Step 4: Create Your Second Welds and Cool
To finish your box section or I-beam, take your assembly out of the fridge/freezer follow the steps above again. Fro the box section, melt the exposed long edges of the two right-angled pieces and assemble them together to form a box as shown above, then set them in the jig in one of the slots and freeze/refrigerate again. For the I-beam, melt the other edge of the piece you melted in the previous step, place on the face of the other piece of chocolate to form an "I", then place in the fridge/freezer again.
Step 5: Test and Eat!
Once your welded piece has cooled completely, it's time to test out how much weight it will hold! Welders and engineers can test how strong their welds are by seeing how much weight they can bear.

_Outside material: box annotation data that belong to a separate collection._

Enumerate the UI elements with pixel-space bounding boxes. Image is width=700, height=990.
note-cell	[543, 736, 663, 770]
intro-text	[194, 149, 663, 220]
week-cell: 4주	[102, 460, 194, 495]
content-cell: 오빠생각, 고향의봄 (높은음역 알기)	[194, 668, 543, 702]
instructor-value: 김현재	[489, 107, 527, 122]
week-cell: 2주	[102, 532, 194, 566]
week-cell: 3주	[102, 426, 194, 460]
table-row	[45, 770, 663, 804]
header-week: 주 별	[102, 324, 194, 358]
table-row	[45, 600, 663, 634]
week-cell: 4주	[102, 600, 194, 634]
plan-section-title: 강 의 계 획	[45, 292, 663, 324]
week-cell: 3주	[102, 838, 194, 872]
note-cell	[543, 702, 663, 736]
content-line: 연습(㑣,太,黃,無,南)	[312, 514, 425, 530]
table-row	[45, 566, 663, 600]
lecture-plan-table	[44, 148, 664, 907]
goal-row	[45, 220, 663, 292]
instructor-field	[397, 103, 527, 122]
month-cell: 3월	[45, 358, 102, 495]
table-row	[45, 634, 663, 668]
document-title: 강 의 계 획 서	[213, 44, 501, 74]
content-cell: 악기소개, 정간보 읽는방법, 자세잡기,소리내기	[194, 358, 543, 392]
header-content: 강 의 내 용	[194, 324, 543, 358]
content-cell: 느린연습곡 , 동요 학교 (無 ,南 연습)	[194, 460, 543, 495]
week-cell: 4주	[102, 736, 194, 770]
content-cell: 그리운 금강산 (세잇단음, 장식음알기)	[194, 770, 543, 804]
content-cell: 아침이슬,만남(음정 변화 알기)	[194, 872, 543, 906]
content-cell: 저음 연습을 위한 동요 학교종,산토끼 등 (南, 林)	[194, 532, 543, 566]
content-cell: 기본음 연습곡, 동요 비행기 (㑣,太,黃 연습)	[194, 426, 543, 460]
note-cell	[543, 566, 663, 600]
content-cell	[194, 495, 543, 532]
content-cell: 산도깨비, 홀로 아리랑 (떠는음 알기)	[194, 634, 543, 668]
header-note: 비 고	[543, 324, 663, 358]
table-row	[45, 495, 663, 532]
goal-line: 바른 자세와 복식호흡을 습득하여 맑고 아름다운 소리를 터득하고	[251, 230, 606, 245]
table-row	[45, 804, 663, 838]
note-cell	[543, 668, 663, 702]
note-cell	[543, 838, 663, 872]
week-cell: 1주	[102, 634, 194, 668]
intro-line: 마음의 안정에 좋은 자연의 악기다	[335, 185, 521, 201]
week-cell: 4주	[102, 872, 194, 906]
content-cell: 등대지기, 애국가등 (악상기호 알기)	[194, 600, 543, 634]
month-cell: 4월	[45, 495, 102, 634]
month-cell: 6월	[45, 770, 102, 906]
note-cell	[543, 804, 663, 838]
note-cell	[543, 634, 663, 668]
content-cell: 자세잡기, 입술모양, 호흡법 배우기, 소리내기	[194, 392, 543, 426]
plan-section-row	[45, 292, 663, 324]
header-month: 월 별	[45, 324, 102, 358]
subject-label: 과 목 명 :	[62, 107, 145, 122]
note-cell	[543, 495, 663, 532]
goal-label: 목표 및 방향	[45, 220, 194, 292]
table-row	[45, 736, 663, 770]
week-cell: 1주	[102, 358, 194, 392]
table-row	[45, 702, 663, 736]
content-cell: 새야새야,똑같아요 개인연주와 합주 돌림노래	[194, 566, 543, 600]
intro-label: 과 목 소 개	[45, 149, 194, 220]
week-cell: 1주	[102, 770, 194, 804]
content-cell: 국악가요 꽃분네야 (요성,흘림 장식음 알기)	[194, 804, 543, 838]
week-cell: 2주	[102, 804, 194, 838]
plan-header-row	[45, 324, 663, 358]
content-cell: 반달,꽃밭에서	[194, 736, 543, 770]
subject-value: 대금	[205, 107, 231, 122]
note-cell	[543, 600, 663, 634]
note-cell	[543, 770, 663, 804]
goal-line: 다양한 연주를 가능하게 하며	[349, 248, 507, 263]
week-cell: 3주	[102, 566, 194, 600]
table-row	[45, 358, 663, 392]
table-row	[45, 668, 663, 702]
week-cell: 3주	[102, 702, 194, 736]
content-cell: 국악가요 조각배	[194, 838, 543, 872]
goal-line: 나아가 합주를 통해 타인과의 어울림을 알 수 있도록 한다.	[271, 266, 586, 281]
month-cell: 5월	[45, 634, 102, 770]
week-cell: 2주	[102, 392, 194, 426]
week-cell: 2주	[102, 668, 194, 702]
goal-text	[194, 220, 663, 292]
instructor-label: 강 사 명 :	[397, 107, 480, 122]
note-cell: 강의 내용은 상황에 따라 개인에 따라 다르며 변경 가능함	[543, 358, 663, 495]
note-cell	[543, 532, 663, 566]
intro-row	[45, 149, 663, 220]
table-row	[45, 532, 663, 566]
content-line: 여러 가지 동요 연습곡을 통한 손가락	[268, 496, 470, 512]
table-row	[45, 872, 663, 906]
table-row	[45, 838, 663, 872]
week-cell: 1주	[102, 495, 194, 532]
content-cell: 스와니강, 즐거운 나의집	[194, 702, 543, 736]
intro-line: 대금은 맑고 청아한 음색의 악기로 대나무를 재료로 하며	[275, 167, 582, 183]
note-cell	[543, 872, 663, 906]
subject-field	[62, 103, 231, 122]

This is called a stress test or load test.
I like to use a kitchen scale and woodworking clamp, but something heavy like the weights shown or some clean bricks/blocks, etc. will work. Use wax paper here so that whatever you are using to test the chocolate weld does not come in direct contact with it - it allows you to eat a clean piece of chocolate, and to keep whatever you are using to test chocolate smudge-free.
Turn on your scale if you're trying to measure this and tare it with the chocolate piece on there. If you're using a clamp, add the clamp and start squeezing slowly and keep an eye on the weight measurement. Squeeze incrementally until the piece breaks. How much weight did it hold? If you're using weights, stack them on top of the piece until it breaks. How much weight could it bear?
We've found that these small welds can hold up to 20-25 pounds when built very well. If you're using full size chocolate bars, it helps to straddle the weld over a span like a bridge so that it snaps in the middle, and those can hold much more weight.
Once you have tested your chocolate weld's strength, it is time to test how delicious it is! Eating the chocolate makes cleanup much easier.
Step 6: Explain, Expand and Evaluate
Here's a video from one of spectrUM's role models about how she uses welding to create amazing sculptures in addition to her work as a fabricator. Check it out to see welding in action!
Have your students share how their welded pieces performed with the class. Here are a few questions to ask:
- Why are welded pieces of metal so strong?
- Both the box weld and I-beam will hold more weight as a bridge over a gap than just a single flat piece of chocolate. Why is that?
- What other candies or food items might we add to our design to make it stronger?
- Are there other shapes that we could weld our flat stock (chocolate pieces) into that would be structurally sound?
Here are some questions to ask during reflection:
- What would you change about your welded structure if you were to do it again?
- Would you consider a career in welding or fabrication? Why or why not?
- How might you demonstrate arc welding with food products like we did with fusion welding?
- What design could you weld with these materials that could hold more weight - like the weight of a grown adult standing on it?